Ten years is a long time in gaming. In 2014, Twitch had launched two years prior and was just starting to feel like something significant. Battle royale wasn't a genre — it was a mod. Microtransactions existed but were rare enough to cause genuine outrage when they appeared. Mobile gaming was big but separate from "real" gaming in most conversations.
2024 looks different in almost every way. Here's what changed, what's genuinely better, and what's gotten worse.
What's Genuinely Better
Game Accessibility
The most significant improvement: games are physically easier to get and cheaper to access than they've ever been. Digital storefronts eliminated shipping and physical copies. Game Pass, PlayStation Plus, and similar services give players access to large libraries for a monthly fee. Free-to-play became a legitimate genre rather than a warning label. Browser-based gaming got technically capable enough to include real multiplayer titles.
A teenager with a basic PC and no gaming budget in 2024 has access to more good games than someone with money to spare did in 2014. That's a real improvement.
Cross-Platform Play
In 2014, you played with whoever had the same platform as you. Console players couldn't play with PC players. Xbox players couldn't play with PlayStation players. This fragmented communities and meant that your platform choice determined who you could game with.
Most major multiplayer games now support cross-platform play. Fortnite, Rocket League, and Warzone don't care whether you're on PC, PlayStation, Xbox, or Switch. This is straightforwardly better for multiplayer games and communities.
Content Volume and Update Frequency
Games in 2024 are updated constantly. Seasonal content, balance patches, new modes — live service games keep evolving for years after launch. For players who find a game they love, this extends the lifespan dramatically. A game from 2018 might be meaningfully different and better in 2024 than it was at launch.
Accessibility Features
Subtitles, colorblind modes, remappable controls, adjustable difficulty — these features have become standard in major releases in ways they weren't ten years ago. The industry has genuinely improved at making games usable for a wider range of players.
What's Gotten Worse
Monetization
This is the most significant regression. In 2014, you paid for a game and received it. Expansions existed, but they were substantial content additions, not cosmetic item packs.

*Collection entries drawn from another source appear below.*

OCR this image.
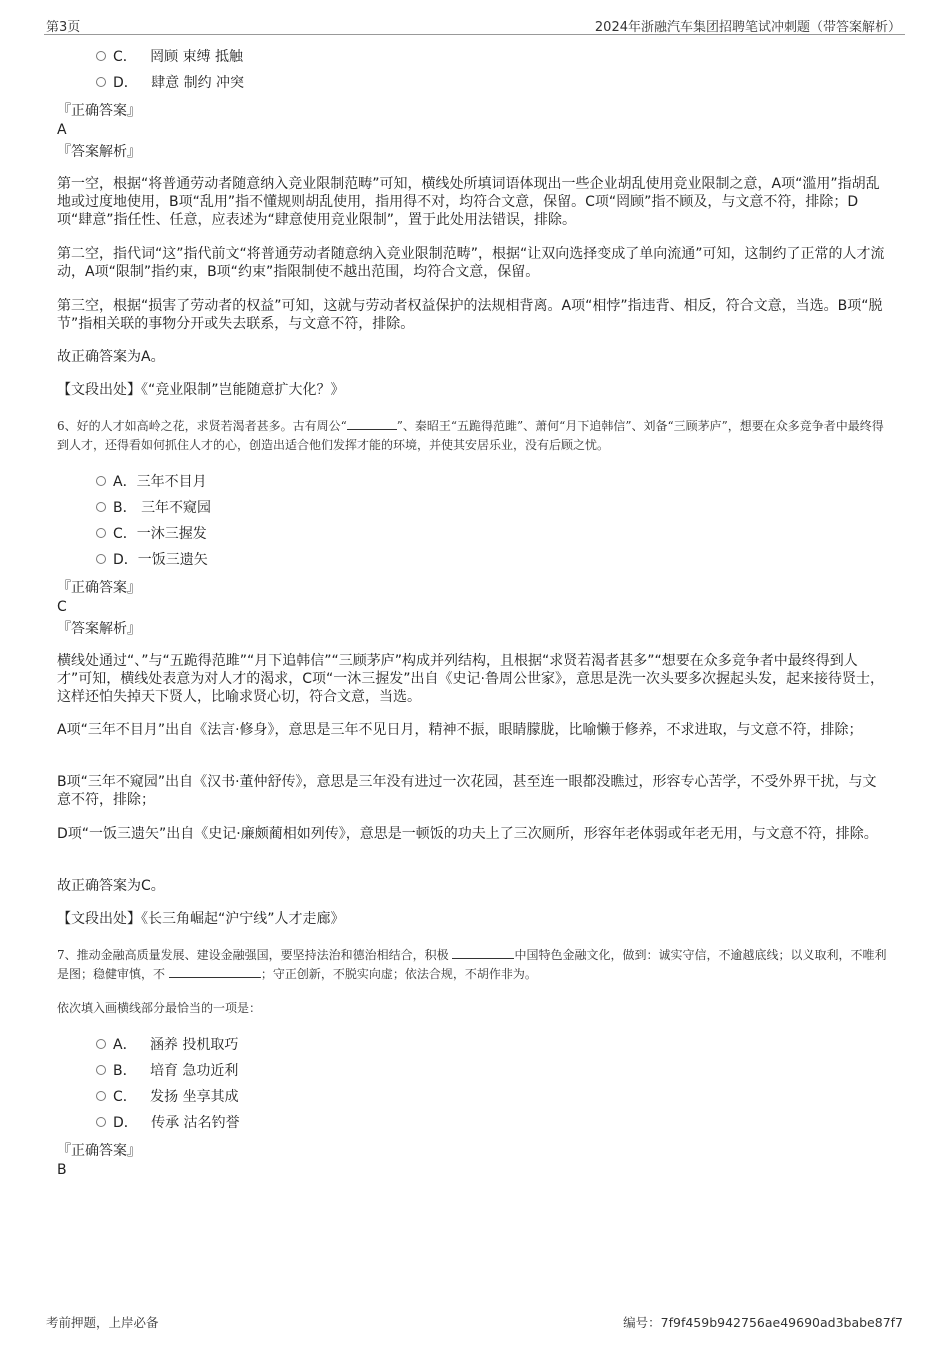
第3页	2024年浙融汽车集团招聘笔试冲刺题（带答案解析）
C． 罔顾 束缚 抵触
D． 肆意 制约 冲突
『正确答案』
A
『答案解析』
第一空，根据“将普通劳动者随意纳入竞业限制范畴”可知，横线处所填词语体现出一些企业胡乱使用竞业限制之意，A项“滥用”指胡乱地或过度地使用，B项“乱用”指不懂规则胡乱使用，指用得不对，均符合文意，保留。C项“罔顾”指不顾及，与文意不符，排除；D项“肆意”指任性、任意，应表述为“肆意使用竞业限制”，置于此处用法错误，排除。
第二空，指代词“这”指代前文“将普通劳动者随意纳入竞业限制范畴”，根据“让双向选择变成了单向流通”可知，这制约了正常的人才流动，A项“限制”指约束，B项“约束”指限制使不越出范围，均符合文意，保留。
第三空，根据“损害了劳动者的权益”可知，这就与劳动者权益保护的法规相背离。A项“相悖”指违背、相反，符合文意，当选。B项“脱节”指相关联的事物分开或失去联系，与文意不符，排除。
故正确答案为A。
【文段出处】《“竞业限制”岂能随意扩大化？》
6、好的人才如高岭之花，求贤若渴者甚多。古有周公“	”、秦昭王“五跪得范雎”、萧何“月下追韩信”、刘备“三顾茅庐”，想要在众多竞争者中最终得到人才，还得看如何抓住人才的心，创造出适合他们发挥才能的环境，并使其安居乐业，没有后顾之忧。
A．三年不目月
B． 三年不窥园
C．一沐三握发
D．一饭三遗矢
『正确答案』
C
『答案解析』
横线处通过“、”与“五跪得范雎”“月下追韩信”“三顾茅庐”构成并列结构，且根据“求贤若渴者甚多”“想要在众多竞争者中最终得到人才”可知，横线处表意为对人才的渴求，C项“一沐三握发”出自《史记·鲁周公世家》，意思是洗一次头要多次握起头发，起来接待贤士，这样还怕失掉天下贤人，比喻求贤心切，符合文意，当选。
A项“三年不目月”出自《法言·修身》，意思是三年不见日月，精神不振，眼睛朦胧，比喻懒于修养，不求进取，与文意不符，排除；
B项“三年不窥园”出自《汉书·董仲舒传》，意思是三年没有进过一次花园，甚至连一眼都没瞧过，形容专心苦学，不受外界干扰，与文意不符，排除；
D项“一饭三遗矢”出自《史记·廉颇蔺相如列传》，意思是一顿饭的功夫上了三次厕所，形容年老体弱或年老无用，与文意不符，排除。
故正确答案为C。
【文段出处】《长三角崛起“沪宁线”人才走廊》
7、推动金融高质量发展、建设金融强国，要坚持法治和德治相结合，积极	中国特色金融文化，做到：诚实守信，不逾越底线；以义取利，不唯利是图；稳健审慎，不	；守正创新，不脱实向虚；依法合规，不胡作非为。
依次填入画横线部分最恰当的一项是：
A． 涵养 投机取巧
B． 培育 急功近利
C． 发扬 坐享其成
D． 传承 沽名钓誉
『正确答案』
B
考前押题，上岸必备	编号：7f9f459b942756ae49690ad3babe87f7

The standard model in 2024 includes battle passes, season passes, in-game currencies, cosmetic stores, XP boosts, premium editions with cosmetics, and sometimes direct power purchases. The cost of fully experiencing certain games — if you count all the optional purchases — can significantly exceed the initial price.
The industry learned that players will spend money on cosmetics and FOMO-driven limited items, and it's been pursuing that lesson aggressively. Games that launched with relatively clean monetization ten years ago now have storefronts that would have caused controversy in 2014.
Live Service Failures
The live service model requires constant content delivery to retain players. When studios can't sustain that pace, games die quickly and the money spent on them — including cosmetics and battle pass tiers — becomes worthless. The number of live service games that have shut down in the last five years is long. Players who invested time and money in those games have nothing to show for it.
Launch Quality
Patches and online updates have made it acceptable to ship games in worse shape than before. "Day one patch" is standard. Games launch unfinished with the expectation that post-launch patches will complete them. Some of these situations improve. Some don't. Players who bought games at launch and found them broken have become understandably skeptical of pre-orders and day-one purchases.
The Volume Problem
More games are released now than ever before. This sounds good; in practice, it means good games get buried and players have decision paralysis. Discovery is a real problem in 2024 — finding games worth your time requires effort that the platforms don't always make easy.
The Net Result
Easier to access, more expensive to fully engage with. More diverse, harder to find what you're looking for. Better for specific player types (casual, budget-conscious, cross-platform friend groups), worse for others (players who value complete experiences at fair prices, or communities built around single long-lived games).
Gaming in 2024 isn't better or worse than 2014. It's more and less of different things, and which version you prefer depends on what you value. The fact that both periods have strong advocates is probably the most accurate measure of where things stand.